President Donald Trump, looking to shore up support in the Farm Belt during a tight race for re-election, is taking steps to help producers of corn-based ethanol using a list of policy goals that a group of Midwest senators discussed with him a year ago, according to two sources familiar with the matter.
On Sept. 12, 2019, Trump met with the senators, who were frustrated by the administration’s management of U.S. biofuels policy. They argued that the Environmental Protection Agency had been helping the oil industry at the expense of farmers dependent on ethanol sales, and presented him with a list of ways he could fix the problem, according to five sources familiar with the matter.
Following that meeting, Trump announced progress had been made on a biofuel reform package, but gave no details. “I think we had a great meeting on ethanol for the farmers,” Trump told reporters at the White House. “Let’s see what happens.”
A year later, Trump and his administration have begun chipping away at the industry’s wish list, using the meeting as a blueprint to court farmers in Minnesota and other parts of the Midwest, according to sources.
Trump is battling former Vice President Joe Biden, a Democrat, to stay in office.
The 2019 meeting, which included Sens. Chuck Grassley and Joni Ernst from Iowa and John Thune and Mike Rounds from South Dakota, produced a list of 11 policy items, according to one of the sources and a memo from the meeting reviewed by Reuters.
They included ratcheting down the EPA’s biofuel waiver program exempting refineries from adding ethanol to their gasoline; setting higher biofuel blending volume requirements for 2020; expanding the market for higher ethanol blends of gasoline called E15; exploring a national biofuels infrastructure program; and addressing ethanol and biodiesel trade issues, particularly with Brazil, according to the memo — the details of which have not previously been published.
In recent weeks, Trump has moved on some of these goals, using them as a battle plan for his election strategy in the Midwest, according to two sources.
The White House and the EPA, which regulates compliance with biofuel requirements, did not comment for this story.
First, the EPA denied scores of retroactive small oil-refinery waivers that would have allowed more than a dozen plants to continue seeking exemptions from RFS obligations each year. The biofuels industry saw the move as a step toward winding down the controversial waiver program, a key point of discussion during the 2019 meeting.
Trump also urged Brazil to continue its policy of not imposing tariffs on imported ethanol, asking Brazilian President Jair Bolsonaro’s government to eliminate any levies.

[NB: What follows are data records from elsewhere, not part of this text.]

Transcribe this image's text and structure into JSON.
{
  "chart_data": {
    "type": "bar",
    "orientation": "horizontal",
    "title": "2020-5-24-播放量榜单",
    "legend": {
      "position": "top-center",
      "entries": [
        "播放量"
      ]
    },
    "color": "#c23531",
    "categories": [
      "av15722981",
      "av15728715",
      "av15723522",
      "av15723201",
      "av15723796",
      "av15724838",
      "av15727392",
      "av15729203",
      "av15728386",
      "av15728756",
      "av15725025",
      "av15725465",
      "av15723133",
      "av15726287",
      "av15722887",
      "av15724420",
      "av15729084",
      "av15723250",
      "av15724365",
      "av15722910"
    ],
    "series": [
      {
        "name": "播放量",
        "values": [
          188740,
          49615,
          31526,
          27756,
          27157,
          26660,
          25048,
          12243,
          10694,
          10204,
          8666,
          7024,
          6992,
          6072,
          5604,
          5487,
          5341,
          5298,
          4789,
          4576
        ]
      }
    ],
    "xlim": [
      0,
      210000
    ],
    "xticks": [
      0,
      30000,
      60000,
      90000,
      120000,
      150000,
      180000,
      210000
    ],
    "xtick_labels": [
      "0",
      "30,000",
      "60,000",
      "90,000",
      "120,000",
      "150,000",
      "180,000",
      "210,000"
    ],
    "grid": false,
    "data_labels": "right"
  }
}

Brazil since announced it will extend a tariff-free import program for biofuels until after the election.
Then on Sept. 12, exactly one year after the meeting with senators, Trump tweeted he would allow states to permit fuel retailers to use their current pumps to sell E15 gasoline instead of installing new equipment, a move that could help lift ethanol sales quickly.
With the election looming, Trump had been under increasing pressure from within his campaign to please agriculture interests, and Midwest lawmakers and agricultural trade associations had been reminding Trump of his slow action on the 2019 wish list.
Biden’s campaign and Senate Democrats had noticed farmers’ frustration with Trump and had attacked him for not holding to his commitments.
Last week, a group of Iowa farmers sent a letter to Grassley and Ernst demanding they release details from the 2019 meeting. The group’s aim is to spotlight how Trump has fallen short on agricultural issues, its website said.
Minnesota Farm Bureau officials recently had a 40-minute virtual conversation with Trump, in which they pressed him on ethanol.